The company added that the information was based on “the company’s preliminary assessment and remained subject to finalisation of financial statements, audit and necessary adjustments, if any.”

Siemens stated that the financial results for FY14 would be circulated (duly approved by the board) within the stipulated time.

In early March this year, Siemens Pakistan had announced that the company had decided to sell its transformer business.

The company, a giant on the KSE’s general industrial sector with Rs17 billion in total assets, had also agreed “in principle to the sale of company’s land and buildings situated at Estate Ave­nue, Sindh Industrial Trading Estate Karachi, Pakistan, in one or more parcels.”

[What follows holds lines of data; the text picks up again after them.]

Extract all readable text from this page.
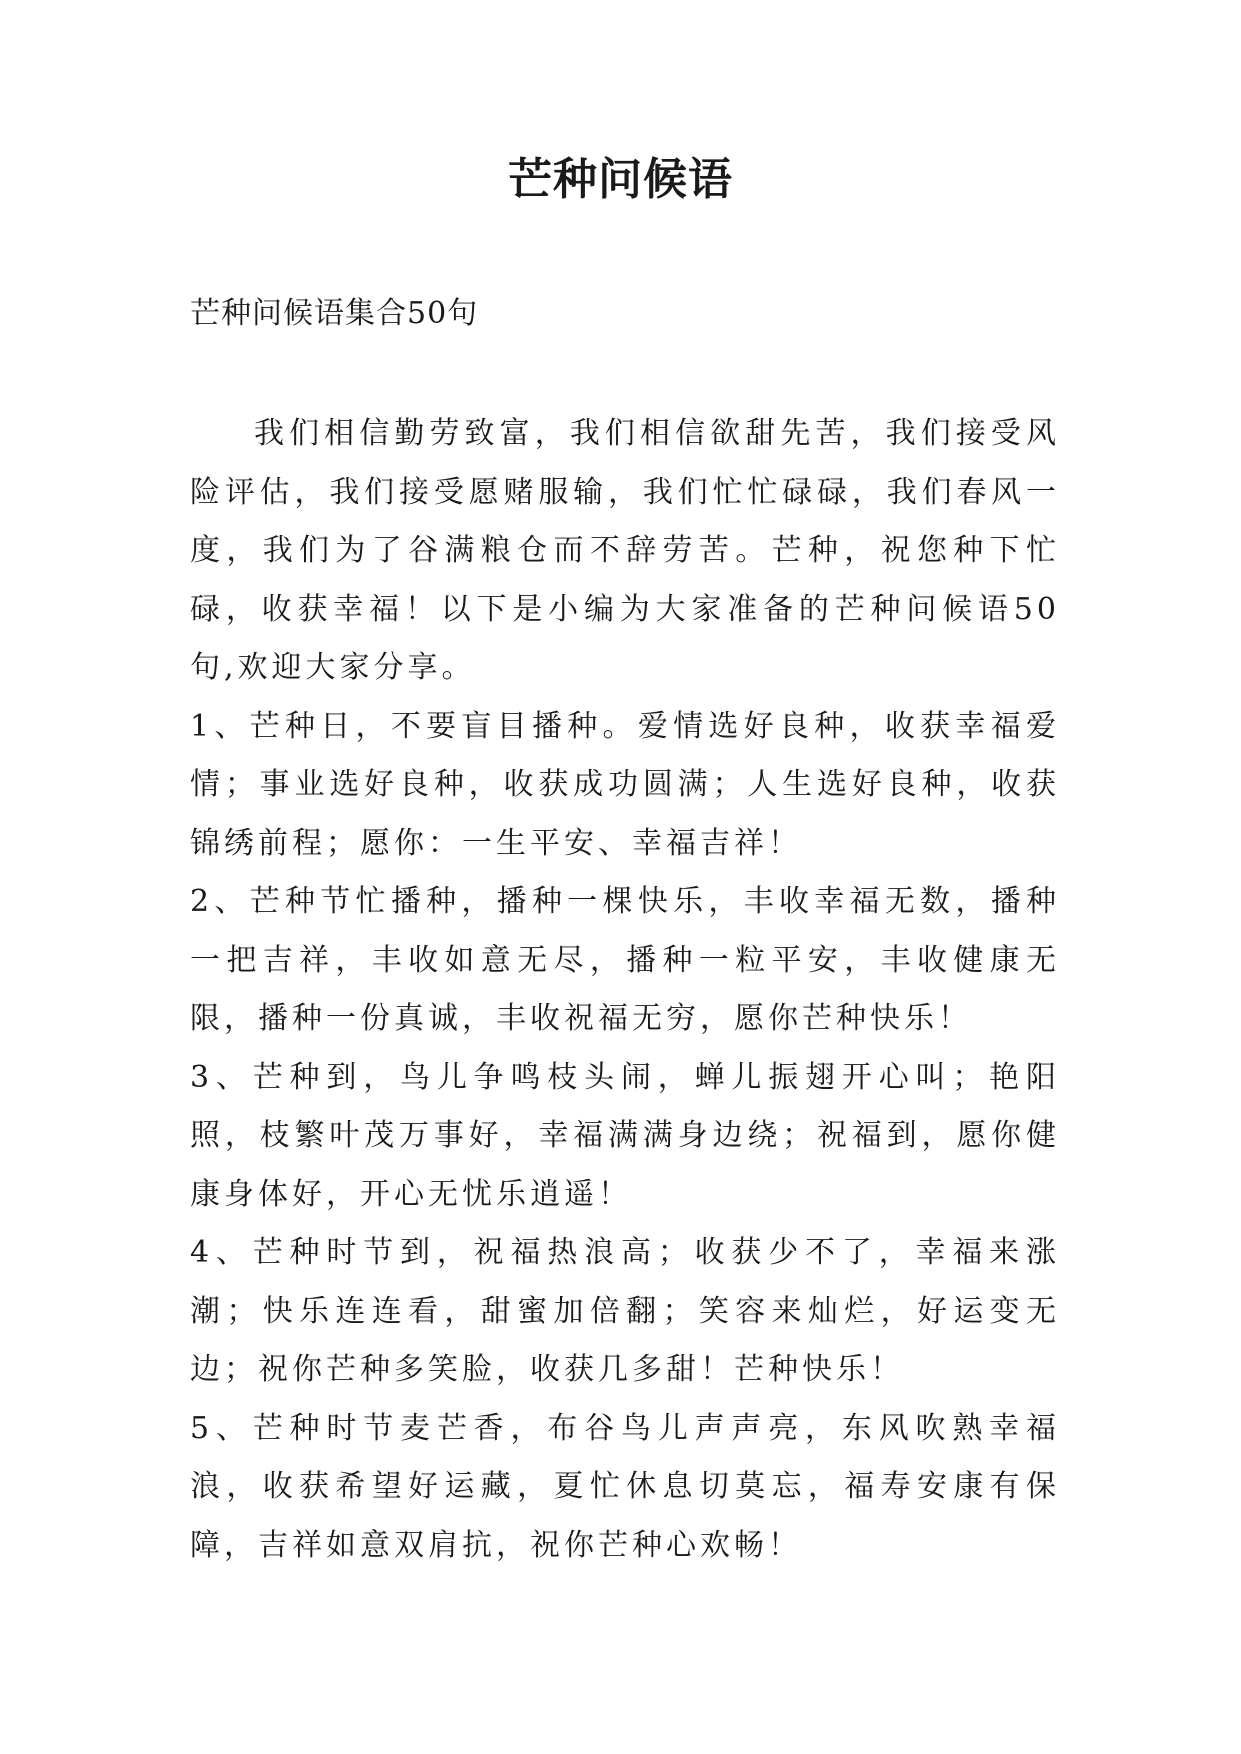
芒种问候语
芒种问候语集合50句

我们相信勤劳致富，我们相信欲甜先苦，我们接受风险评估，我们接受愿赌服输，我们忙忙碌碌，我们春风一度，我们为了谷满粮仓而不辞劳苦。芒种，祝您种下忙碌，收获幸福！以下是小编为大家准备的芒种问候语50句,欢迎大家分享。

1、芒种日，不要盲目播种。爱情选好良种，收获幸福爱情；事业选好良种，收获成功圆满；人生选好良种，收获锦绣前程；愿你：一生平安、幸福吉祥！

2、芒种节忙播种，播种一棵快乐，丰收幸福无数，播种一把吉祥，丰收如意无尽，播种一粒平安，丰收健康无限，播种一份真诚，丰收祝福无穷，愿你芒种快乐！

3、芒种到，鸟儿争鸣枝头闹，蝉儿振翅开心叫；艳阳照，枝繁叶茂万事好，幸福满满身边绕；祝福到，愿你健康身体好，开心无忧乐逍遥！

4、芒种时节到，祝福热浪高；收获少不了，幸福来涨潮；快乐连连看，甜蜜加倍翻；笑容来灿烂，好运变无边；祝你芒种多笑脸，收获几多甜！芒种快乐！

5、芒种时节麦芒香，布谷鸟儿声声亮，东风吹熟幸福浪，收获希望好运藏，夏忙休息切莫忘，福寿安康有保障，吉祥如意双肩抗，祝你芒种心欢畅！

The annual accounts for the year ended Sept 30, 2013, had revealed that the company had incurred employee separation cost of Rs464 million which significantly affected profit of the company.

For FY13, Siemens incurred loss before tax amounted to Rs821m. Net sale also declined in 2013 to Rs13bn, from Rs13.8bn YoY.

In the trading on Monday, the share in Siemens Pakistan declined by Rs8.50 to close at Rs1,119.

Market experts, however, took notice of the fact that Siemens had issued a ‘profit warning’ which though a regular feature in the developed markets of the world, was a practice rarely pursued by local corporates.